MODELING ERRORS IN DIGITAL LANDUSE/LANDCOVER MAPS

PAINHO, MARCO OCTAVIO TRINDADE, 1992
PhD Dissertation, Department of Geography, University of California, Santa Barbara. 171 pp.

Landuse/landcover maps and in particular vegetation maps play a fundamental role in Geographic Information Systems (GIS) that are oriented towards natural resource management. It is essential that vegetation representations in a database be adequate and accurate for any particular GIS application. The research presented in this dissertation addresses the problem of attribute accuracy of vegetation maps in its spatial and non-spatial components. The methodology used intensively analyzes and intensively dissects a small-scale vegetation map in order to show which and to what degree the different factors contribute to map error. Positional error is addressed only in terms of digitizing error and its possible effect on attribute accuracy. The research addresses the relationships among error, generalization, polygon homogeneity, and map resolution for a small-scale vegetation map (CALVEG). The spatial distribution of map errors is related to production and processing errors (such as digitizing), boundary effects, spatial distribution and spatial autocorrelation and their association with different vegetation formations and environments. The results show that polygon mis-identification is the major source of attribute error in CALVEG. Use of a simpler classification scheme derived by class aggregation greatly improves classification accuracy. While class aggregation generally increases attribute accuracy, spatial generalization of ground reference data does not increase agreement of these data with CALVEG, suggesting that the error source is polygon mis-labeling, rather than excessive generalization. The study of generalization shows that the number of vegetation types rapidly decreases as the minimum mapping unit increases.

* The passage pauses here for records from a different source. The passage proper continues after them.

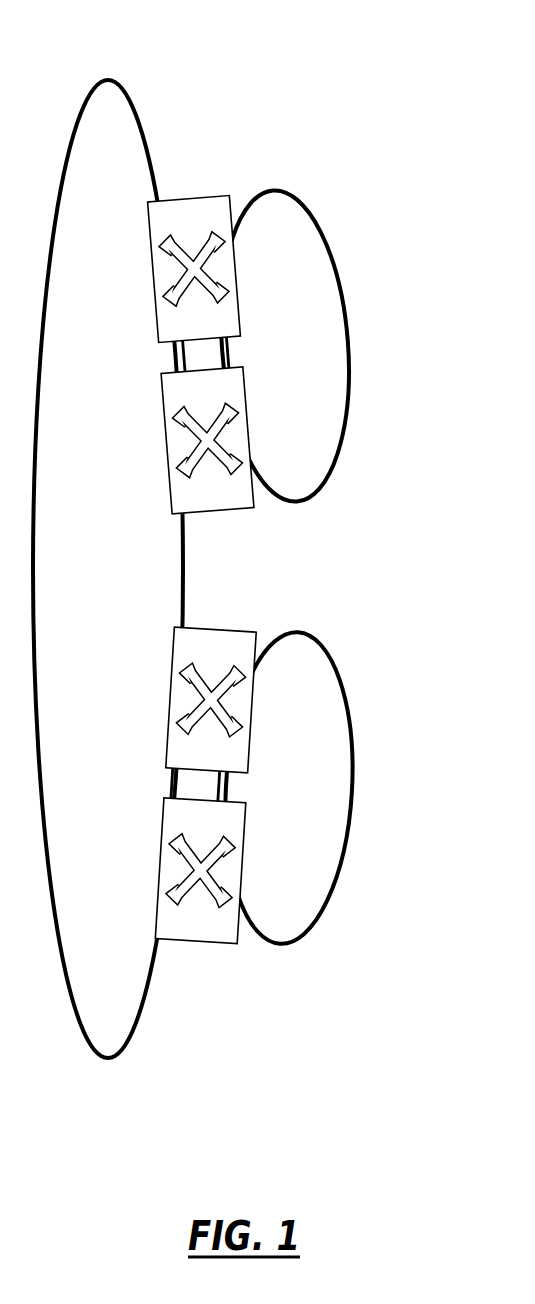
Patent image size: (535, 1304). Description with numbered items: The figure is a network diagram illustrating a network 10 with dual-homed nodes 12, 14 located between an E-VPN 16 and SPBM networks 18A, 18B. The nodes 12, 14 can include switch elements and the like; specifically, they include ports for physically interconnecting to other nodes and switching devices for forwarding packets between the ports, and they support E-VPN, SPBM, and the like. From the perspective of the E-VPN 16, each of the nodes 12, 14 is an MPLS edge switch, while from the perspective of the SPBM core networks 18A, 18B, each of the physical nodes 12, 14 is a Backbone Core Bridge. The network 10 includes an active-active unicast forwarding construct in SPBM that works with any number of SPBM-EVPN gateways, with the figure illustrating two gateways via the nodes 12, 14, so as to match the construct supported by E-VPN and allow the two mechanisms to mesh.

The network 10 is at (374, 62).
The node 12 is at (187, 198).
The node 14 is at (225, 508).
The E-VPN 16 is at (110, 79).
The SPBM network 18A is at (283, 188).
The SPBM network 18B is at (310, 633).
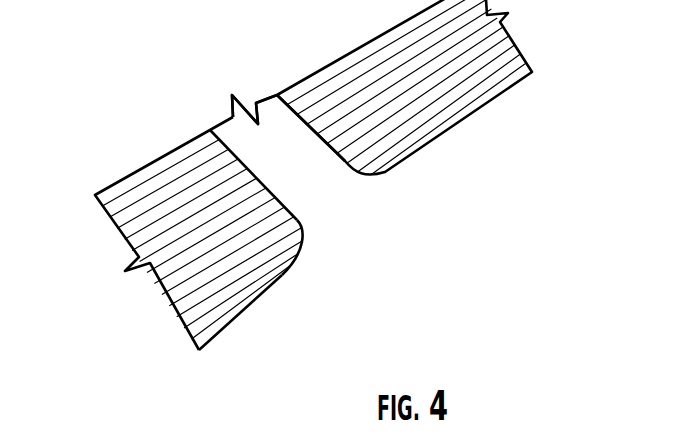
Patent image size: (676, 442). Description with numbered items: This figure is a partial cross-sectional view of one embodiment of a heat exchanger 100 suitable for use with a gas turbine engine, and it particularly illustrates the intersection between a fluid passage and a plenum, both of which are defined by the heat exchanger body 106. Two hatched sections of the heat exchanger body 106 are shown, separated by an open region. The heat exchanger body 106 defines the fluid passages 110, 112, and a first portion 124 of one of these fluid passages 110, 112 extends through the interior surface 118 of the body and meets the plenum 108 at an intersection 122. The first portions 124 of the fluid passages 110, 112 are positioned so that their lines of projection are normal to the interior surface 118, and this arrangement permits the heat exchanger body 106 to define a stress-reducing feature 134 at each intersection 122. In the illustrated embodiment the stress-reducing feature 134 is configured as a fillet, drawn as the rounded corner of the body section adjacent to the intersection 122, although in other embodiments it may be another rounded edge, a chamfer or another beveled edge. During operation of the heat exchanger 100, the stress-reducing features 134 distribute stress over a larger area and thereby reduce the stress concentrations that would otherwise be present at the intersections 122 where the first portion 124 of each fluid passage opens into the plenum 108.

The heat exchanger 100 is at (80, 114).
The heat exchanger body 106 is at (171, 303).
The plenum 108 is at (516, 172).
The fluid passage 110 is at (264, 81).
The fluid passage 112 is at (254, 109).
The interior surface 118 is at (250, 307).
The intersection 122 is at (355, 209).
The first portion 124 is at (302, 165).
The stress-reducing feature 134 is at (302, 243).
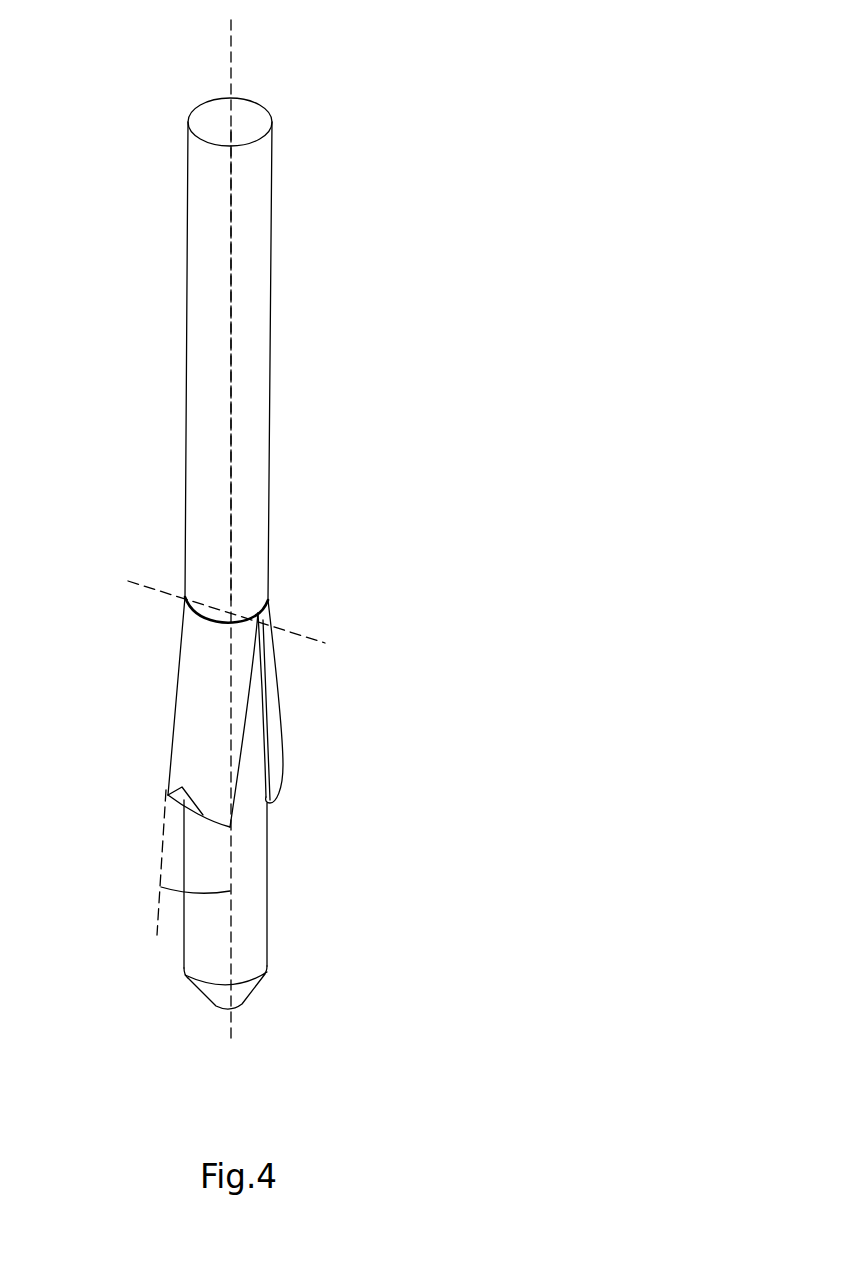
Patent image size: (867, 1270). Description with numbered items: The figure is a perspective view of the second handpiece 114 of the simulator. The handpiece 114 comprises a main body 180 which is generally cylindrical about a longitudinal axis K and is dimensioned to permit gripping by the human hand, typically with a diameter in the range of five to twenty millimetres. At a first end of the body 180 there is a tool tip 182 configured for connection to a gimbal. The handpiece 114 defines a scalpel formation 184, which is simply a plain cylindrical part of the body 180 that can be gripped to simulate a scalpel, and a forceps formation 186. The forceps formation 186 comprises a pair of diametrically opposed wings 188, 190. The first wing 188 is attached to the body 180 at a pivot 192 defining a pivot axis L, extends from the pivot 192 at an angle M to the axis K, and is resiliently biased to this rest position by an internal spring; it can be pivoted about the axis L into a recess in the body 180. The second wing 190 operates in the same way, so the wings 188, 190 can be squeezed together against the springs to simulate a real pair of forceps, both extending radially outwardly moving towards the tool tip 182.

The second handpiece 114 is at (316, 530).
The main body 180 is at (238, 547).
The tool tip 182 is at (233, 995).
The scalpel formation 184 is at (333, 234).
The forceps formation 186 is at (316, 683).
The first wing 188 is at (203, 723).
The second wing 190 is at (275, 752).
The pivot 192 is at (207, 635).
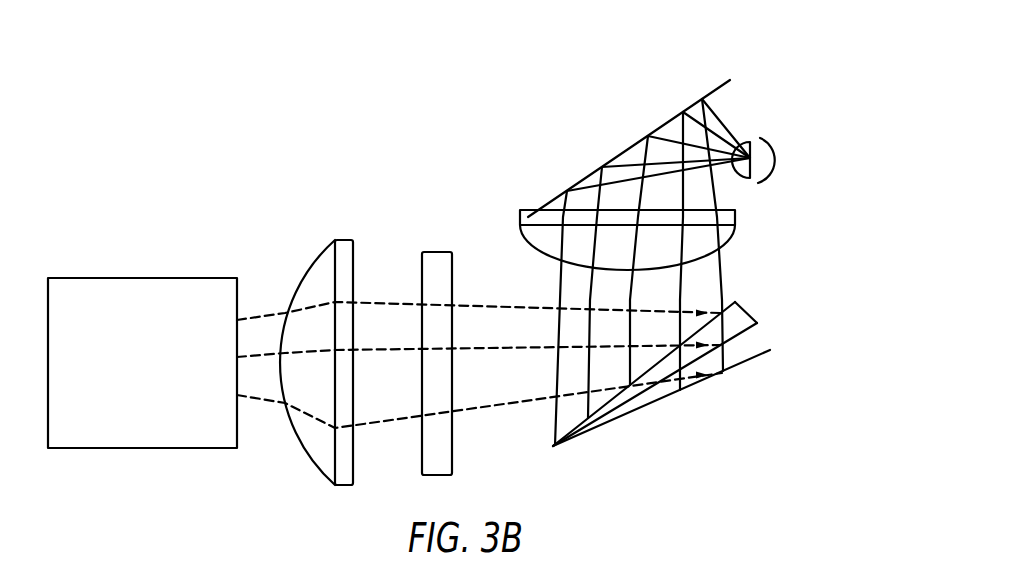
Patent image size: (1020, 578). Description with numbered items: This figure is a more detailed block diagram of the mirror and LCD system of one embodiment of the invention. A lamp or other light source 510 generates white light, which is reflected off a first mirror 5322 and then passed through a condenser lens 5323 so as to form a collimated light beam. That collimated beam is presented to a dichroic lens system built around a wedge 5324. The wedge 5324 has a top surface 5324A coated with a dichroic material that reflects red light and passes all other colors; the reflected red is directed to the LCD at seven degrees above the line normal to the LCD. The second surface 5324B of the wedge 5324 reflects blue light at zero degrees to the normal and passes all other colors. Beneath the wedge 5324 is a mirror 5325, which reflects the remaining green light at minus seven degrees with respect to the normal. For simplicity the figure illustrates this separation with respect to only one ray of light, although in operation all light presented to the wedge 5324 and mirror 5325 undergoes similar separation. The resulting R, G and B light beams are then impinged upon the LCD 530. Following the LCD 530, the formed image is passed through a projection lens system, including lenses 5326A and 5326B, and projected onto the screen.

Analysis of spatial dependence shows map errors to be positively autocorrelated up to distances of 7 km and random for distances greater than 7 km. Map errors are mainly associated with Conifer and Hardwood Forest and Woodland types on the east and west sides of the Sierra Nevada. Boundary effects don't play a very significant role in map error. Although digitizing error exceeds in some cases the normally accepted error, it is not very significant given the undefined nature of most vegetation boundaries and the small scale of the analyzed map.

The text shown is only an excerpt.